Background— Complex physiological interactions determine the functional consequences of gene abnormalities and make mechanistic interpretation of phenotypes extremely difficult. A recent example is a single mutation in the C terminus of the cardiac Na⁺ channel, 1795insD. The mutation causes two distinct clinical syndromes, long QT (LQT) and Brugada, leading to life-threatening cardiac arrhythmias. Coexistence of these syndromes is seemingly paradoxical; LQT is associated with enhanced Na⁺ channel function, and Brugada with reduced function.

Methods and Results— Using a computational approach, we demonstrate that the 1795insD mutation exerts variable effects depending on the myocardial substrate. We develop Markov models of the wild-type and 1795insD cardiac Na⁺ channels. By incorporating the models into a virtual transgenic cell, we elucidate the mechanism by which 1795insD differentially disrupts cellular electrical behavior in epicardial and midmyocardial cell types. We provide a cellular mechanistic basis for the ECG abnormalities observed in patients carrying the 1795insD gene mutation.

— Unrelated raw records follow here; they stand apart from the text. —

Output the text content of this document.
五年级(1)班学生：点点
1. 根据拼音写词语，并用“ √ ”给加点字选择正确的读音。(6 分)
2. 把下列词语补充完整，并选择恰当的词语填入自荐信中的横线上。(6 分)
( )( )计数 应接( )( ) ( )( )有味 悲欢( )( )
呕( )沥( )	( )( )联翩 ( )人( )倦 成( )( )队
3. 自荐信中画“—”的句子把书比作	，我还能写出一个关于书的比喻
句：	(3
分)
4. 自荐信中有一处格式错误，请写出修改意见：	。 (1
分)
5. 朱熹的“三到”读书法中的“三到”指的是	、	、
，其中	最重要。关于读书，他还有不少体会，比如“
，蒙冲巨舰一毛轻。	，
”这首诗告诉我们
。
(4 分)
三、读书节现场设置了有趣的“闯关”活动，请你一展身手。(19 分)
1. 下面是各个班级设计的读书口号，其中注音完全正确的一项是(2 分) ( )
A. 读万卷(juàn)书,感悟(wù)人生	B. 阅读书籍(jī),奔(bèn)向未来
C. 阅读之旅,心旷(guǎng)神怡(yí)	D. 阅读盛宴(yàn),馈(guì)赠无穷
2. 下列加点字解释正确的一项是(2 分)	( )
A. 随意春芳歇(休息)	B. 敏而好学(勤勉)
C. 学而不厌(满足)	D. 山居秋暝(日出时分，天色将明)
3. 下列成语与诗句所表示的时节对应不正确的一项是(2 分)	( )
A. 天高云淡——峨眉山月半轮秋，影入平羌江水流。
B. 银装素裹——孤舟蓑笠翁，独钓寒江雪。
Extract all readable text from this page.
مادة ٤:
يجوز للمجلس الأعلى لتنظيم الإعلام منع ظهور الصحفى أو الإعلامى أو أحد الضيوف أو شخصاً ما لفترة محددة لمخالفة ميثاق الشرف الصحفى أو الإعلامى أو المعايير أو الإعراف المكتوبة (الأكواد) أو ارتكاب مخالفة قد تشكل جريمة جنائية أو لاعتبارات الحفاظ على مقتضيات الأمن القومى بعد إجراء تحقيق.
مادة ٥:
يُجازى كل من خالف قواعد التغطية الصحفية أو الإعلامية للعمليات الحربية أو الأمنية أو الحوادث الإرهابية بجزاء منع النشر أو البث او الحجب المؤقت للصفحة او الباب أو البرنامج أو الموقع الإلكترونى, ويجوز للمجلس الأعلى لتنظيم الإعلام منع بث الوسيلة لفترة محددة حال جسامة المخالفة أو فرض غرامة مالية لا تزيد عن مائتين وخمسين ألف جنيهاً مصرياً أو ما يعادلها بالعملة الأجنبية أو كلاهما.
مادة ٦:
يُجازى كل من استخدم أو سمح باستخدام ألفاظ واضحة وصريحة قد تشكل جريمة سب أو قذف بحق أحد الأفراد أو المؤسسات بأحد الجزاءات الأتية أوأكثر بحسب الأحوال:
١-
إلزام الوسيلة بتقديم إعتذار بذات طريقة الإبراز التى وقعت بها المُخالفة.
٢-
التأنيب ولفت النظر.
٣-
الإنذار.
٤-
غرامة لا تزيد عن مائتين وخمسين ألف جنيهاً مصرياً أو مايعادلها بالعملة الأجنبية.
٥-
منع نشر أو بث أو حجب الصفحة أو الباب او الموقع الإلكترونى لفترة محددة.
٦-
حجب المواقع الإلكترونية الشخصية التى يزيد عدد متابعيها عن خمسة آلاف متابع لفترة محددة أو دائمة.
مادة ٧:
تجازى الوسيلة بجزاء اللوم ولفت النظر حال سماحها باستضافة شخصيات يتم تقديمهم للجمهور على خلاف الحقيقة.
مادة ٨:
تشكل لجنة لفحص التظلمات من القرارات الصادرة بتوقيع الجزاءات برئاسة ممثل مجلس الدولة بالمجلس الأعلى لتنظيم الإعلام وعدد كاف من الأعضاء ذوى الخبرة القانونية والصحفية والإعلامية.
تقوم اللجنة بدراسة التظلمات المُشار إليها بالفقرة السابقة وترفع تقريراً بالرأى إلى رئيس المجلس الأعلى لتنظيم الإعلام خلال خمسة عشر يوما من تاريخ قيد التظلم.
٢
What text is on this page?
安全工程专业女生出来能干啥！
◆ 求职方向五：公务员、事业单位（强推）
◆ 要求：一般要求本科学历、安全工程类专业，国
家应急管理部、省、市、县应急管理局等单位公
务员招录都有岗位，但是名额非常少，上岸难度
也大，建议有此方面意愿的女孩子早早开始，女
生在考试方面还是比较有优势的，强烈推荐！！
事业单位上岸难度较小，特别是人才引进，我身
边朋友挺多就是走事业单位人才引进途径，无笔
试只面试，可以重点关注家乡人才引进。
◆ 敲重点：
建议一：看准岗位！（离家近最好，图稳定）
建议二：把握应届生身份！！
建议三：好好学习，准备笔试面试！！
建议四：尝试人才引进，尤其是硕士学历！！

Conclusions— We demonstrate that the 1795insD mutation can cause both LQT and Brugada syndromes through interaction with the heterogeneous myocardium in a rate-dependent manner. The results highlight the complexity and multiplicity of genotype-phenotype relationships, and the usefulness of computational approaches in establishing a mechanistic link between genetic defects and functional abnormalities.